In-hospital Cost of Care
Costs of care were calculated based on the 2011–2012 published tariffs for neonatal care in the UK National Health Service.23 Costs for each level of care (intensive, high dependency, and special care) were calculated to the point of discharge or death.
Data were analyzed by using Stata version 12 (Stata Corp, College Station, TX). Continuous data are presented as means and SDs or medians and interquartile ranges (IQRs) for parametric and nonparametric data, respectively. Conditional logistic regression was used to compare the baseline characteristics of case subjects and matched control subjects, and then to compare respiratory outcomes; these outcomes included number of days of ventilation required, need for continuous positive airway pressure, and number of days spent in intensive care and high dependency. Univariable and multivariable logistic regression, with a priori adjustment for gestation and center, was used to calculate odds ratios (ORs) for the association between several potential risk factors and escalation in respiratory support, as well as discharge on home oxygen. Potential predictors of respiratory morbidity studied included the following: sex, birth weight, mode of delivery, antenatal steroids, maternal infection, chorioamnionitis, intrauterine growth restriction, maternal smoking, surfactant, Apgar score, cardiac anomalies (including patent ductus arteriosus), and necrotizing enterocolitis. Variables significant at the 10% significance level (P < .1) in a univariable logistic regression model were included in a multivariable model. Data were summarized by using ORs with 95% confidence intervals (CIs). Analyses were 2-sided and considered significant if P < .05.

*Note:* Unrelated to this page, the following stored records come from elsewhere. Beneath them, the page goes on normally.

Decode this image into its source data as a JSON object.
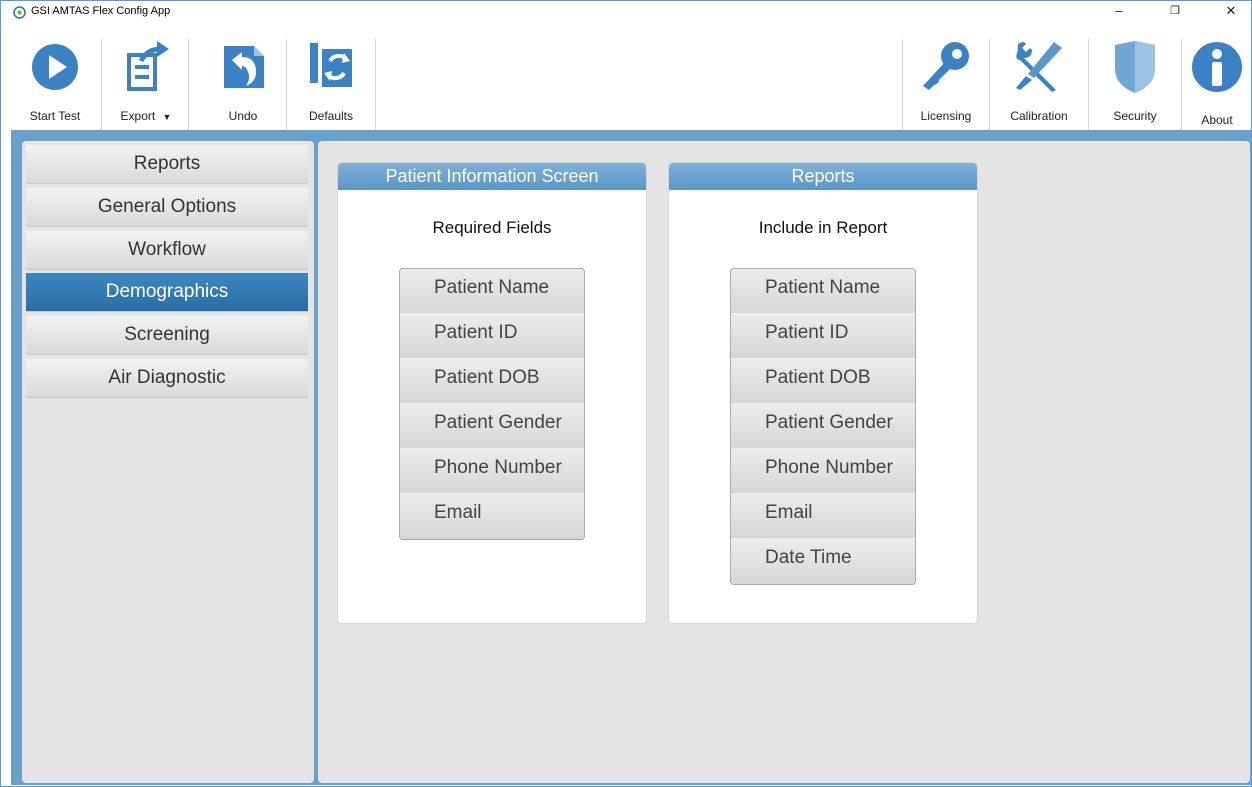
{
  "window": {
    "title": "GSI AMTAS Flex Config App",
    "minimize": "–",
    "restore": "❐",
    "close": "✕"
  },
  "toolbar": {
    "start_test": "Start Test",
    "export": "Export",
    "undo": "Undo",
    "defaults": "Defaults",
    "licensing": "Licensing",
    "calibration": "Calibration",
    "security": "Security",
    "about": "About"
  },
  "sidebar": {
    "items": [
      {
        "label": "Reports",
        "active": false
      },
      {
        "label": "General Options",
        "active": false
      },
      {
        "label": "Workflow",
        "active": false
      },
      {
        "label": "Demographics",
        "active": true
      },
      {
        "label": "Screening",
        "active": false
      },
      {
        "label": "Air Diagnostic",
        "active": false
      }
    ]
  },
  "panels": {
    "patient_info": {
      "header": "Patient Information Screen",
      "subtitle": "Required Fields",
      "fields": [
        "Patient Name",
        "Patient ID",
        "Patient DOB",
        "Patient Gender",
        "Phone Number",
        "Email"
      ]
    },
    "reports": {
      "header": "Reports",
      "subtitle": "Include in Report",
      "fields": [
        "Patient Name",
        "Patient ID",
        "Patient DOB",
        "Patient Gender",
        "Phone Number",
        "Email",
        "Date Time"
      ]
    }
  },
  "colors": {
    "accent": "#2f77b2",
    "frame": "#6aa0cc",
    "panel_bg": "#e4e4e4"
  }
}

During the study period, there were 7995 admissions to the NICUs where the study was conducted (1332 per year) with a total of 79 642 bed-days. A total of 275 infants (92 case subjects and 183 control subjects) met the inclusion criteria. All case subjects were matched with 2 control subjects, with the exception of 1 infant who only had a single control subject meeting the inclusion criteria. Case and control subjects were evenly matched, with a median gestation of 29.4 weeks (IQR: 26.9–33.9 weeks) for the case subjects and 29.6 weeks (IQR: 26.9–34.0 weeks) for the control subjects. Both groups had similar baseline characteristics (Table 1).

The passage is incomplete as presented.